Die Ostschweizer Autorin Laura Vogt schildert mit nüchtern formulierten Sätzen die Seelenzustände zweier Schwestern. Sie lässt Rahel und Fenna in Zwiegesprächen Beziehungsnöte erörtern und das in zeitgemässer rauer Alltagssprache. Es ist, als ob man im Nebensimmer sitzen und zuhören würde, bedrängt von nackten Tatsachen über Geschlechtsverkehr, Körperfunktionen, Geburten, Begehren, Ekel, Verlassenheit und abwesende Väter. Da gibt es um Intimitäten keine Tabus. Nach und nach wird ein Weg erkennbar, den die Frauen gehen.
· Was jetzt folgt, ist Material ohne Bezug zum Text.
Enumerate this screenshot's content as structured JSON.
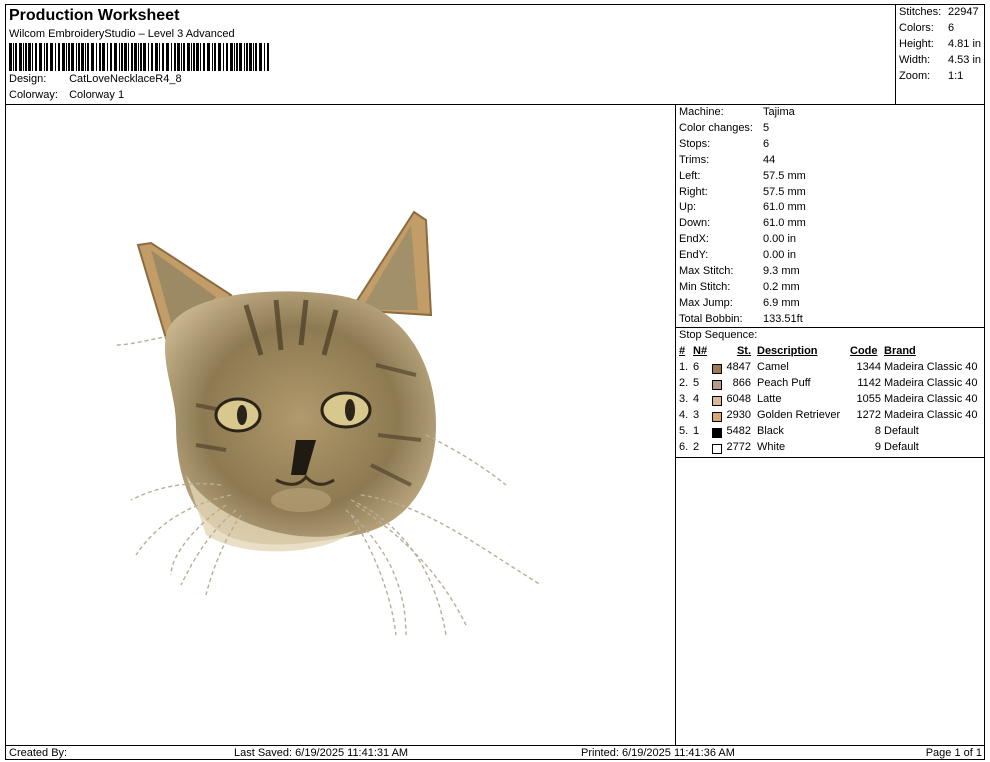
{
  "header": {
    "title": "Production Worksheet",
    "subtitle": "Wilcom EmbroideryStudio – Level 3 Advanced",
    "design_label": "Design:",
    "design_value": "CatLoveNecklaceR4_8",
    "colorway_label": "Colorway:",
    "colorway_value": "Colorway 1"
  },
  "summary": [
    {
      "k": "Stitches:",
      "v": "22947"
    },
    {
      "k": "Colors:",
      "v": "6"
    },
    {
      "k": "Height:",
      "v": "4.81 in"
    },
    {
      "k": "Width:",
      "v": "4.53 in"
    },
    {
      "k": "Zoom:",
      "v": "1:1"
    }
  ],
  "machine": [
    {
      "k": "Machine:",
      "v": "Tajima"
    },
    {
      "k": "Color changes:",
      "v": "5"
    },
    {
      "k": "Stops:",
      "v": "6"
    },
    {
      "k": "Trims:",
      "v": "44"
    },
    {
      "k": "Left:",
      "v": "57.5 mm"
    },
    {
      "k": "Right:",
      "v": "57.5 mm"
    },
    {
      "k": "Up:",
      "v": "61.0 mm"
    },
    {
      "k": "Down:",
      "v": "61.0 mm"
    },
    {
      "k": "EndX:",
      "v": "0.00 in"
    },
    {
      "k": "EndY:",
      "v": "0.00 in"
    },
    {
      "k": "Max Stitch:",
      "v": "9.3 mm"
    },
    {
      "k": "Min Stitch:",
      "v": "0.2 mm"
    },
    {
      "k": "Max Jump:",
      "v": "6.9 mm"
    },
    {
      "k": "Total Bobbin:",
      "v": "133.51ft"
    }
  ],
  "stop_sequence": {
    "label": "Stop Sequence:",
    "headers": {
      "num": "#",
      "n": "N#",
      "st": "St.",
      "desc": "Description",
      "code": "Code",
      "brand": "Brand"
    },
    "rows": [
      {
        "num": "1.",
        "n": "6",
        "st": "4847",
        "desc": "Camel",
        "code": "1344",
        "brand": "Madeira Classic 40",
        "color": "#9c7a55"
      },
      {
        "num": "2.",
        "n": "5",
        "st": "866",
        "desc": "Peach Puff",
        "code": "1142",
        "brand": "Madeira Classic 40",
        "color": "#b8998a"
      },
      {
        "num": "3.",
        "n": "4",
        "st": "6048",
        "desc": "Latte",
        "code": "1055",
        "brand": "Madeira Classic 40",
        "color": "#d9b998"
      },
      {
        "num": "4.",
        "n": "3",
        "st": "2930",
        "desc": "Golden Retriever",
        "code": "1272",
        "brand": "Madeira Classic 40",
        "color": "#d8a66e"
      },
      {
        "num": "5.",
        "n": "1",
        "st": "5482",
        "desc": "Black",
        "code": "8",
        "brand": "Default",
        "color": "#000000"
      },
      {
        "num": "6.",
        "n": "2",
        "st": "2772",
        "desc": "White",
        "code": "9",
        "brand": "Default",
        "color": "#ffffff"
      }
    ]
  },
  "footer": {
    "created": "Created By:",
    "saved": "Last Saved: 6/19/2025 11:41:31 AM",
    "printed": "Printed: 6/19/2025 11:41:36 AM",
    "page": "Page 1 of 1"
  }
}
Im Zusammensein mit ihrer Mutter bekommt mindestens die eine festen Boden unter die Füsse. – Da ist aber noch Boris, der stille, praktische Mann, der von Anfang an der Fels in der Brandung ist. Er liebt die Kinder und hat ein Haus mit Garten auf dem Land. Dass Liebe geheimnisvoll und vielschichtig werden kann und so einen Mehrwert bewirkt, leuchtet aus Rahels Satz hervor: «In mir erzeugt das tektonische Beben eine neue Ordnung.»
Tenna, 22. Juni 2020
Elisabeth Bardill


Elisabeth Bardill


Elisabeth Bardill-Meyer kam 1941 im aargauischen Auenstein zur Welt und wuchs danach in Küsnacht am Zürichsee auf. Nach der Ausbildung zur Kindergärtnerin an der Neuen Mädchenschule Bern war sie in Bubendorf BL tätig. Nach der Heirat mit einem Bündner Lehrer zog sie nach Tenna ins Safiental und später nach Schiers. Sie hat vier Söhne und fünfzehn Enkel. Während vieler Jahre unterrichtete sie im Bildungszentrum Palottis Schiers in den Fächern Erziehungslehre, Werken und Gestalten. Seit 2004 lebt Elisabeth Bardill mit ihrem Mann wieder in Tenna. Sie arbeitet freischaffend journalistisch für Zeitschriften, Zeitungen wie auch regelmässig für die „Terra Grischuna“, schreibt Bücher und gibt diese selber unter „edition bardill“ heraus. Es handelt sich stets um Porträts von Menschen in Graubünden.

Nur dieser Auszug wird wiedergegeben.